After this has been created, open the file in the editor and create some test users:

<?php
 namespace App\DataFixtures;
 use Doctrine\Bundle\FixturesBundle\Fixture;
 use Doctrine\Common\Persistence\ObjectManager;
 use Symfony\Component\Security\Core\Encoder\UserPasswordEncoderInterface;
 use App\Entity\User;
 
class UserFixtures extends Fixture {
 private $passwordEncoder;
 public function __construct(UserPasswordEncoderInterface $passwordEncoder) {
 $this->passwordEncoder = $passwordEncoder;
 }
      public function load(ObjectManager $em) {
      $test_users = [
       'jack@logger.one' => ['password' => 'jack', 
             'roles' => ['ROLE_ADMIN', 'ROLE_USER']], 
      'john@logger.one' => ['password' => 'john', 
             'roles' => ['ROLE_USER']], 
      'gil@logger.one' => ['password' => 'gil', 
             'roles' => ['ROLE_USER']], 
      'jenny@logger.one' => ['password' => 'jenny', 
             'roles' => ['ROLE_USER']]
      ];
      foreach ($test_users as $email => $userData) {
      $user = new User();
      $user->setEmail($email);
      $user->setRoles($userData['roles']);
      $user->setPassword(
          $this->passwordEncoder->encodePassword(
                   $user, $userData['password']
      ));
      $em->persist($user);
         $em->flush();
      }
      }
 }

These test uses can be injected into the database. Since the password is encoded correctly, the raw database will show it encrypted. To insert the data into the database, call (be ware that the database will be purged…):

$php bin/console doctrine:fixtures:load

Within DB Browser, your “user” table now should look a lot like this:

We now have a running user management, but no controller. Let’s create the bare minimum with static JSON return strings:

<?php
 
 namespace App\Controller;

 use Symfony\Bundle\FrameworkBundle\Controller\AbstractController;
 use Symfony\Component\Routing\Annotation\Route;
 use Symfony\Component\HttpFoundation\JsonResponse;
 use Sensio\Bundle\FrameworkExtraBundle\Configuration\IsGranted;
 
 class LogController extends AbstractController {
     /**
      * @Route("/", name="index", methods={"GET"})
     */
     public function index() {
        return JsonResponse::fromJsonString(
           "{'message': '/'}");
     }
 

     /**
      * @Route("/admin", name="admin", methods={"GET"})
      * @IsGranted("ROLE_ADMIN")
     */
     public function admin() {
        return JsonResponse::fromJsonString(
           "{'message': '/admin'}");
     }
 

     /**
      * @Route("/user", name="user", methods={"GET"})
      * @IsGranted("ROLE_USER")
     */
     public function user() {
        return JsonResponse::fromJsonString(
           "{'message': '/user'}");
     }
 

 }

The interesting bit: We are almost done. All we have to do is to allow anonymous access and make http_basic security mandatory for a realm called secured area. BTW: The stateless hint gives us the opportunity to switch off session caching.

    firewalls:
         main:
             anonymous: true
             http_basic:
                 realm: Secured Area
             stateless: true
 

Now got to POSTMAN and try http://basic-auth.internal:8091/. This should route the the index function, accessible by everybody. HTTP status: 200 OK.

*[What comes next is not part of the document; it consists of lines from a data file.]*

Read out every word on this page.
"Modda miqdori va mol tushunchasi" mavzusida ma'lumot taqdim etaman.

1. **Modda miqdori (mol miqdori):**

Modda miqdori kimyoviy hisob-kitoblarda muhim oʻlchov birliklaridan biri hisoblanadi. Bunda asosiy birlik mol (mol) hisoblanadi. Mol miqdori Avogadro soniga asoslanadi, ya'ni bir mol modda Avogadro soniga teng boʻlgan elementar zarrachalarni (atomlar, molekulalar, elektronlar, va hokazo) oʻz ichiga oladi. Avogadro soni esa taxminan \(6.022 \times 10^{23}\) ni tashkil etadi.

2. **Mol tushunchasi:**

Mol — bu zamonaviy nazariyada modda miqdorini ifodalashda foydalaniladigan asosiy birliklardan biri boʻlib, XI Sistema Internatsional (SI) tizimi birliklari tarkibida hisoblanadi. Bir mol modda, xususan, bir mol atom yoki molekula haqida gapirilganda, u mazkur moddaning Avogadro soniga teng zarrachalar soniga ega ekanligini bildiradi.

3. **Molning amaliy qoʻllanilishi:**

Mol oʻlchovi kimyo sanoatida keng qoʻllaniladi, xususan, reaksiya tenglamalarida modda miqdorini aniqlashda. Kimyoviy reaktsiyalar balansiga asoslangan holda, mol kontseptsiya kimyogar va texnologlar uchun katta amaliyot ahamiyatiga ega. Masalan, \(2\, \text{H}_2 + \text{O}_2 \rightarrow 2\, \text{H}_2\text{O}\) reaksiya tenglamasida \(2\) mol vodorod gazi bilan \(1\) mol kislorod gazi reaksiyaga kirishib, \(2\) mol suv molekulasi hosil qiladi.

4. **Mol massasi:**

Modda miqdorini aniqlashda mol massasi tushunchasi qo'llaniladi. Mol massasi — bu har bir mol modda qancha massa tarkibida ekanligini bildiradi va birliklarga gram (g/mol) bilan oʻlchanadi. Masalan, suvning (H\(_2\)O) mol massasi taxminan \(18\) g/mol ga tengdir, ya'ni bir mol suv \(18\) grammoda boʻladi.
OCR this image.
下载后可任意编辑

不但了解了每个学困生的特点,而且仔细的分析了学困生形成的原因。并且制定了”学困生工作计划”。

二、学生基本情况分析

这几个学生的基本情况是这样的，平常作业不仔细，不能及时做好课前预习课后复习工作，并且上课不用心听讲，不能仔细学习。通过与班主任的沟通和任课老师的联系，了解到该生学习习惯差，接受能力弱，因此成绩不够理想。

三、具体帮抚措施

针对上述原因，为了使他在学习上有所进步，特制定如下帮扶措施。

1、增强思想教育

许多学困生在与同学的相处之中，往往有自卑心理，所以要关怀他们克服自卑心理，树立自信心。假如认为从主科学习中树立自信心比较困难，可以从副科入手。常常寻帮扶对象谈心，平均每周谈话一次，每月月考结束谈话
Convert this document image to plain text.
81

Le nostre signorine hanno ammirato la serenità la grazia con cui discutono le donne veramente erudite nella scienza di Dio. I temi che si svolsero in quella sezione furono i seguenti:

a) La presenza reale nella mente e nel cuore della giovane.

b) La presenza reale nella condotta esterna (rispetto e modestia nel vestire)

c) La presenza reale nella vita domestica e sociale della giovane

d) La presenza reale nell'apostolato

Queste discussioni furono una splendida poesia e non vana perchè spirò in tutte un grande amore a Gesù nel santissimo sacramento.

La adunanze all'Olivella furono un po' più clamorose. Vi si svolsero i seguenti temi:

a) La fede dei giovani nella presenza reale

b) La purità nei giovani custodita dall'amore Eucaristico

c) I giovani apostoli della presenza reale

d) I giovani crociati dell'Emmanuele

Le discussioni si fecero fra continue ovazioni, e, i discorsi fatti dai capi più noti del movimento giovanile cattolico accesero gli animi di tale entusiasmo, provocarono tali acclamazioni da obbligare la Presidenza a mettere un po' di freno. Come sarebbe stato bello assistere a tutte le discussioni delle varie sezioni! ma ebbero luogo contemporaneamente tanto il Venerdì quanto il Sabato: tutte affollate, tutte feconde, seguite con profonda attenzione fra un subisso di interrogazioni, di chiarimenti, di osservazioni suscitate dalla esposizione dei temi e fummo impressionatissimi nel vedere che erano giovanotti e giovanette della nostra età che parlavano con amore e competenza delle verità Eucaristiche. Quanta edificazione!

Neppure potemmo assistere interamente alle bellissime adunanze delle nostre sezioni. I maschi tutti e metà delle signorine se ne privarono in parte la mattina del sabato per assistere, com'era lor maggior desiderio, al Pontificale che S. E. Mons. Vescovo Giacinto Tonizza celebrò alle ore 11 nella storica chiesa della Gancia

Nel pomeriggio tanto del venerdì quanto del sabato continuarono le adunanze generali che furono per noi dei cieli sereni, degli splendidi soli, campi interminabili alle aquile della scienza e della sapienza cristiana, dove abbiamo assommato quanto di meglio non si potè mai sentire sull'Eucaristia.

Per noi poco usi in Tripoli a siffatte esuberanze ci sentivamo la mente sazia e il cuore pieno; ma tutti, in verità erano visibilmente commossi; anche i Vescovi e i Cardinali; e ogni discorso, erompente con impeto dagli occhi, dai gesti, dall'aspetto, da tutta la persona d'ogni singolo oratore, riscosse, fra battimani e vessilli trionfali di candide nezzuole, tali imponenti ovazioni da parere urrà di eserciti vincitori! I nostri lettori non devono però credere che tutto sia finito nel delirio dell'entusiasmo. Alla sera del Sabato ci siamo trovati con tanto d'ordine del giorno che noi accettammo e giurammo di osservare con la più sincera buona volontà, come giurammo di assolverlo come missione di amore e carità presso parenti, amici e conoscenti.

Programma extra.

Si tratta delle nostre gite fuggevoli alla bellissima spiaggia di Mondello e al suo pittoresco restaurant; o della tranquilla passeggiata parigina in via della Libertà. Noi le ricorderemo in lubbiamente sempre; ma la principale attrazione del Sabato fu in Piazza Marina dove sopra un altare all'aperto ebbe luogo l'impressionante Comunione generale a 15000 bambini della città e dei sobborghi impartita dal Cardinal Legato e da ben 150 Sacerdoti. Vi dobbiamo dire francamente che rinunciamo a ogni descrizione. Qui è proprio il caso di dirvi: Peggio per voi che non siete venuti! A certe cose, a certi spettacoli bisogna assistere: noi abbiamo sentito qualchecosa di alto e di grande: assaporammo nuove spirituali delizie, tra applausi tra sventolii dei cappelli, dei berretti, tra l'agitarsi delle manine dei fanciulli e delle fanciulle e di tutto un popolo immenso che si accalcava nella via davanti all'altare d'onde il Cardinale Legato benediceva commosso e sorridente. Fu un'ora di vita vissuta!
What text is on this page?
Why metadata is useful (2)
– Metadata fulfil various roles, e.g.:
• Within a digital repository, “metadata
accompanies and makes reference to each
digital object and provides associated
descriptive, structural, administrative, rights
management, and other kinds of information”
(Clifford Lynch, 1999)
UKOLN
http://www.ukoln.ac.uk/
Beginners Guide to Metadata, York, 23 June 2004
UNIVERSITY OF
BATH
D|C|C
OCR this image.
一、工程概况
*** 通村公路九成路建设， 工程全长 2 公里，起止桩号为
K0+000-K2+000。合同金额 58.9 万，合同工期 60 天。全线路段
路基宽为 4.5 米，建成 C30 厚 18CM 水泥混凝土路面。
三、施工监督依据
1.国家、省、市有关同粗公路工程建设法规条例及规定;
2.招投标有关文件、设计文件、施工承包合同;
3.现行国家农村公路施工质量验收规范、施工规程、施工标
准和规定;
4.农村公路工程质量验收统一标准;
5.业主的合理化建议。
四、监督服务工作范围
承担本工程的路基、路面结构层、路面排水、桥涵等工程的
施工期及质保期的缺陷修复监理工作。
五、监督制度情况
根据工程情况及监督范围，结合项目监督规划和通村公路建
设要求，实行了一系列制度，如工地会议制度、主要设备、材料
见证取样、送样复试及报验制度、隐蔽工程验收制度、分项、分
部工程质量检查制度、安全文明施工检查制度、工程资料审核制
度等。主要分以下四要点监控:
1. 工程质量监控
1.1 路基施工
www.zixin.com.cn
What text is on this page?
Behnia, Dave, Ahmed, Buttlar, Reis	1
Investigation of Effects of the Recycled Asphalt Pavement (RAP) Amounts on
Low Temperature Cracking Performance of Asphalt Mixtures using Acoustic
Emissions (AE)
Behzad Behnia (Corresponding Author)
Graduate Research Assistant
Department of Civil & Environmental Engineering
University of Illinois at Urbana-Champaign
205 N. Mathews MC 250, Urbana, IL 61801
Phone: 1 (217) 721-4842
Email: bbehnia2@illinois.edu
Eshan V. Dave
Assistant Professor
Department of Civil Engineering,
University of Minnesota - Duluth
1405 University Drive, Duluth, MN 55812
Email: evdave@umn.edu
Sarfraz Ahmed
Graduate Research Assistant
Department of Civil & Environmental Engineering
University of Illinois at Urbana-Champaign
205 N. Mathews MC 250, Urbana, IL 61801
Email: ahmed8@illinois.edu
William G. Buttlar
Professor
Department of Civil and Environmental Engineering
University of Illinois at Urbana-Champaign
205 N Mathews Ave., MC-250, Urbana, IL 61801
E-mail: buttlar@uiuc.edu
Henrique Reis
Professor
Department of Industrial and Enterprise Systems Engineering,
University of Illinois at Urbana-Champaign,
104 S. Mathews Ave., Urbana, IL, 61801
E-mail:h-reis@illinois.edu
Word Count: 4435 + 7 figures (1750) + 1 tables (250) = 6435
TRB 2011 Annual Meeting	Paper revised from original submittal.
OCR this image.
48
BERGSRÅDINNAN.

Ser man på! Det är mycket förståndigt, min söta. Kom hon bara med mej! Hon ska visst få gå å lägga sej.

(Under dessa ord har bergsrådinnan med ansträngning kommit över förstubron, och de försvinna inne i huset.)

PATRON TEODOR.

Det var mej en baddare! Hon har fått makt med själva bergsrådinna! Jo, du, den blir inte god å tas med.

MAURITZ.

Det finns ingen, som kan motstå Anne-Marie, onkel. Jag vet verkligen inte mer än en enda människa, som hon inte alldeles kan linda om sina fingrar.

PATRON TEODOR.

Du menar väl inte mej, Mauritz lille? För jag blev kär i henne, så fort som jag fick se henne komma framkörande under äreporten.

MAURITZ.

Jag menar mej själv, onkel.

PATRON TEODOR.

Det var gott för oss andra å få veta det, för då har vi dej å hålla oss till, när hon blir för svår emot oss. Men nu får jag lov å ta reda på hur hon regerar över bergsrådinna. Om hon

On the other hand, http://basic-auth.internal:8091/admin should lead to an 401 Unauthorized error, since we did not enter any login data. So let’s do it. Switch to the authorization tab, set the type to Basic Auth, and enter username “jack@logger.one” and password “jack”, save and send. You should get a HTTP status 200 OK and within the Body tab the clear message, that you have accessed the admin() function. The test of the /user route I leave to my reader.